• Social Innovation Fellowship


RISD, Illustration/Gender, Race & Sexuality

Award Year 

Healthy Roots

My research has shown that in order to combat issues of colorism and internalized racism, there must be more exposure to diversity. These issues thrive off of black women’s lack of knowledge of proper hair care, empowerment in cultural identity and natural beauty. My project is a doll and storybook that teaches young black girls about their roots and the history of the African Diaspora. My venture aims to educate young Black girls by creating diversity in dolls and a story that engenders acceptance and understanding. It is extremely powerful and influential to have a doll that looks like you in all your aesthetics. Unfortunately many of today’s dolls do not accurately reflect Black girls. Black girls do not have dolls that look like them. My dolls will come in a multiple hair types ranging from 3b-4c and a variety of skin tomes to accurately represent the diversity of the African Diaspora. This doll combats issues of internalized racism and colorism toy creates a positive experience for children.
There are cute people of all kinds of skin tone/features/hair combinations. There should be cute dolls of all kinds of skin tone/features/hair combinations.

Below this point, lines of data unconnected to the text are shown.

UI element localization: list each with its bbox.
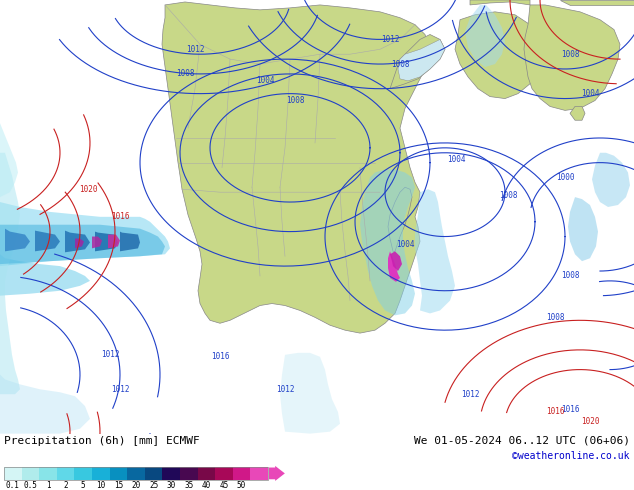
Bar <box>180 467 198 480</box>
Polygon shape <box>108 235 120 248</box>
Polygon shape <box>388 187 412 251</box>
Polygon shape <box>65 231 90 252</box>
Text: 40: 40 <box>202 481 211 490</box>
Bar <box>39 467 57 480</box>
Polygon shape <box>390 251 402 271</box>
Text: 50: 50 <box>237 481 246 490</box>
Text: 2: 2 <box>63 481 68 490</box>
Text: 15: 15 <box>113 481 123 490</box>
Polygon shape <box>570 106 585 120</box>
Text: 20: 20 <box>131 481 141 490</box>
Polygon shape <box>568 197 598 261</box>
FancyArrow shape <box>269 466 285 481</box>
Text: Precipitation (6h) [mm] ECMWF: Precipitation (6h) [mm] ECMWF <box>4 436 200 446</box>
Bar <box>92 467 110 480</box>
Text: ©weatheronline.co.uk: ©weatheronline.co.uk <box>512 451 630 461</box>
Text: 1008: 1008 <box>546 313 564 322</box>
Polygon shape <box>470 0 530 5</box>
Text: 25: 25 <box>149 481 158 490</box>
Text: We 01-05-2024 06..12 UTC (06+06): We 01-05-2024 06..12 UTC (06+06) <box>414 436 630 446</box>
Text: 1012: 1012 <box>111 385 129 394</box>
Polygon shape <box>592 153 630 207</box>
Bar <box>162 467 180 480</box>
Polygon shape <box>0 153 20 394</box>
Text: 1004: 1004 <box>447 155 465 164</box>
Bar <box>198 467 215 480</box>
Polygon shape <box>390 34 445 89</box>
Text: 1004: 1004 <box>256 76 275 85</box>
Polygon shape <box>162 2 430 333</box>
Polygon shape <box>0 98 18 197</box>
Polygon shape <box>388 251 400 282</box>
Text: 1000: 1000 <box>556 173 574 182</box>
Bar <box>4 467 22 480</box>
Bar <box>74 467 92 480</box>
Polygon shape <box>95 232 118 251</box>
Polygon shape <box>75 239 84 248</box>
Bar <box>22 467 39 480</box>
Bar <box>145 467 162 480</box>
Text: 30: 30 <box>167 481 176 490</box>
Text: 1: 1 <box>46 481 50 490</box>
Polygon shape <box>0 187 170 266</box>
Polygon shape <box>465 5 505 67</box>
Text: 5: 5 <box>81 481 86 490</box>
Text: 1012: 1012 <box>101 350 119 359</box>
Bar <box>57 467 74 480</box>
Text: 1008: 1008 <box>499 191 517 199</box>
Text: 1008: 1008 <box>176 70 194 78</box>
Text: 1012: 1012 <box>276 385 294 394</box>
Text: 1012: 1012 <box>186 45 204 54</box>
Text: 1016: 1016 <box>546 408 564 416</box>
Polygon shape <box>280 353 340 434</box>
Text: 1016: 1016 <box>111 212 129 221</box>
Bar <box>215 467 233 480</box>
Polygon shape <box>524 5 620 110</box>
Bar <box>127 467 145 480</box>
Bar <box>4 467 268 480</box>
Bar <box>250 467 268 480</box>
Text: 10: 10 <box>96 481 105 490</box>
Polygon shape <box>0 207 90 295</box>
Text: 1004: 1004 <box>581 89 599 98</box>
Polygon shape <box>560 0 634 5</box>
Text: 1020: 1020 <box>79 185 97 194</box>
Bar <box>110 467 127 480</box>
Polygon shape <box>398 39 445 81</box>
Text: 0.1: 0.1 <box>6 481 20 490</box>
Polygon shape <box>35 231 60 251</box>
Text: 1008: 1008 <box>286 96 304 105</box>
Text: 1008: 1008 <box>391 60 410 69</box>
Polygon shape <box>415 189 455 314</box>
Polygon shape <box>120 232 140 251</box>
Text: 1008: 1008 <box>560 271 579 280</box>
Text: 1016: 1016 <box>210 352 230 361</box>
Polygon shape <box>5 229 30 251</box>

I study Illustration at RISD with a concentration in Gender, Race & Sexuality. I am an artist but I identify as a visual activist and use my art to prompt discussions about race and social awareness of systematic injustices. I recognizes that artists have a responsibility as society’s image-makers. I encourage artists to recognize the impact and influence their work has and to be responsible for the work they create.

I am passionate about issues of colorism, racism, and internalized racism because I myself have felt the negative impacts of these issues as I watched my family members, friends, and other Black women struggle with self acceptance and confidence. Black women suffer from the pressure to appeal to the western European standard of beauty that feeds the social hierarchy of colorism. I continued to see the impacts of the lack of diversity in media and the negative portrayals of women of color. I am passionate about these issues because they are rarely openly addressed and discussed among members of the black community. Black women should not feel like they need to appeal to the European standard of beauty. Perms and skin bleaching products are dangerous and have been proven to cause severe health issues. I care about these issues because no individual should endure pain, in the name of beauty, in order to be valued. People should define themselves as they choose, not what social constructs tell them. I have been driven to address issues of colorism and internalized racism because I don’t want my own children, or any child to suffer from the negative impacts of colorism and internalized racism.